The use of Radio Frequency Identification (RFID) tags in mattresses is transforming customer service in the bed industry, thanks to Breasley’s pioneering work.
The East Midlands-based company believes it was the first UK bedmaker to trace its mattresses from production line to bedroom in this way, having introduced the technology more than 10 years ago.?
Joint MD Mike Crowshaw says: “We had the initial idea in 2008 from a marketing email trying to sell systems for asset tracking on production lines. The following year we took delivery of our first printer and batch of labels. Since then we have developed our own systems to communicate with RFID readers and writers, and as technology has moved on, we have tweaked and improved our use of the system to be more efficient.”
Breasley’s version of RFID tags works on ‘passive’ ultra-high frequency (UHF). This means the tags have no battery and rely on power from a reader to generate a magnetic field around an internal coiled antenna to power its circuit.?

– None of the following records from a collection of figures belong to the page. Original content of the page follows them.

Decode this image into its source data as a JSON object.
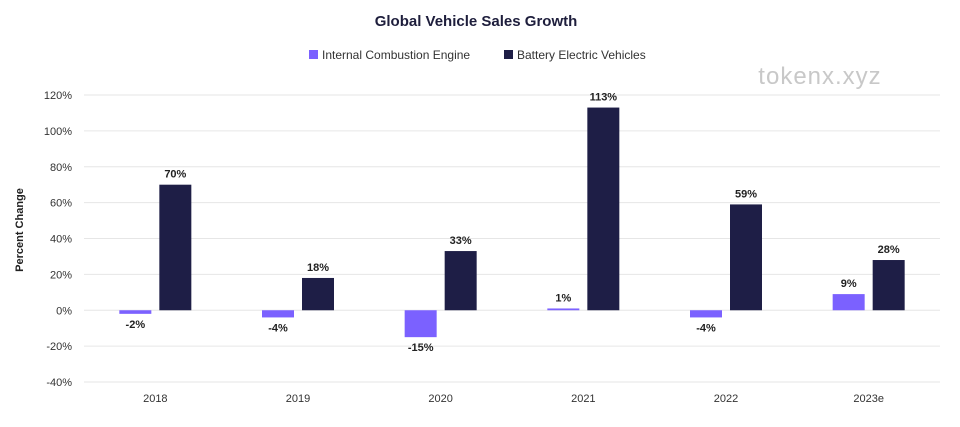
{
  "chart_data": {
    "type": "bar",
    "title": "Global Vehicle Sales Growth",
    "xlabel": "",
    "ylabel": "Percent Change",
    "categories": [
      "2018",
      "2019",
      "2020",
      "2021",
      "2022",
      "2023e"
    ],
    "series": [
      {
        "name": "Internal Combustion Engine",
        "color": "#7b61ff",
        "values": [
          -2,
          -4,
          -15,
          1,
          -4,
          9
        ]
      },
      {
        "name": "Battery Electric Vehicles",
        "color": "#1e1e46",
        "values": [
          70,
          18,
          33,
          113,
          59,
          28
        ]
      }
    ],
    "ylim": [
      -40,
      120
    ],
    "yticks": [
      -40,
      -20,
      0,
      20,
      40,
      60,
      80,
      100,
      120
    ],
    "tick_suffix": "%",
    "grid": true,
    "legend": "top-center"
  },
  "watermark": "tokenx.xyz"
}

Mike explains: “The data encoded within the tag’s memory is then read or written. In our case, this data is a unique serial number which is also printed on our barcodes. RFID tags allow us to identify each mattress uniquely and quickly without having to worry about adhesive product labels falling off or becoming damaged. It also means we can identify every return, even if the packaging or external labelling is removed. This helps to speed up customer response times considerably.
“It’s particularly useful for white-label customers who source their mattresses from multiple manufacturers – we can identify any warranty claims specific to Breasley. We are pleased to say these remain well below 1% of our total output.”
Innovation is second nature to this family-run firm, which was also one of the first in the UK to move into the rolled-and-boxed mattress market. Today, more manufacturers in the sector are taking up its RFID approach.
“RFID technology is becoming cheaper and more readily available every year,” says Mike. “Smartphones are now able to read less sophisticated tags than ours, and it won’t be long before they can read UHF. This could potentially help us identity a Breasley mattress from a customer’s address using a smartphone. From the serial number we can tell exactly when, where and how the mattress was built. It can also assist with guarantee registration and end-of-life mattress recycling, making it easier for recyclers to identify exactly what materials are coming in for processing.”
As well as helping production by enabling its Material Requirements Planning (MRP) system communicate with RFID readers and writers, Breasley has also seen the technology benefit its marketing activities.
“Most customers, including retailers, like the idea, and it has been used effectively as a selling tool,” says Mike. “Full traceability from raw materials to delivered item is a powerful benefit for everyone in the supply chain – it gives peace of mind and reassurance.”
Breasley now uses RFID tags on all its products as standard, including its flagship Salus range and its rolled-and-boxed Uno collection.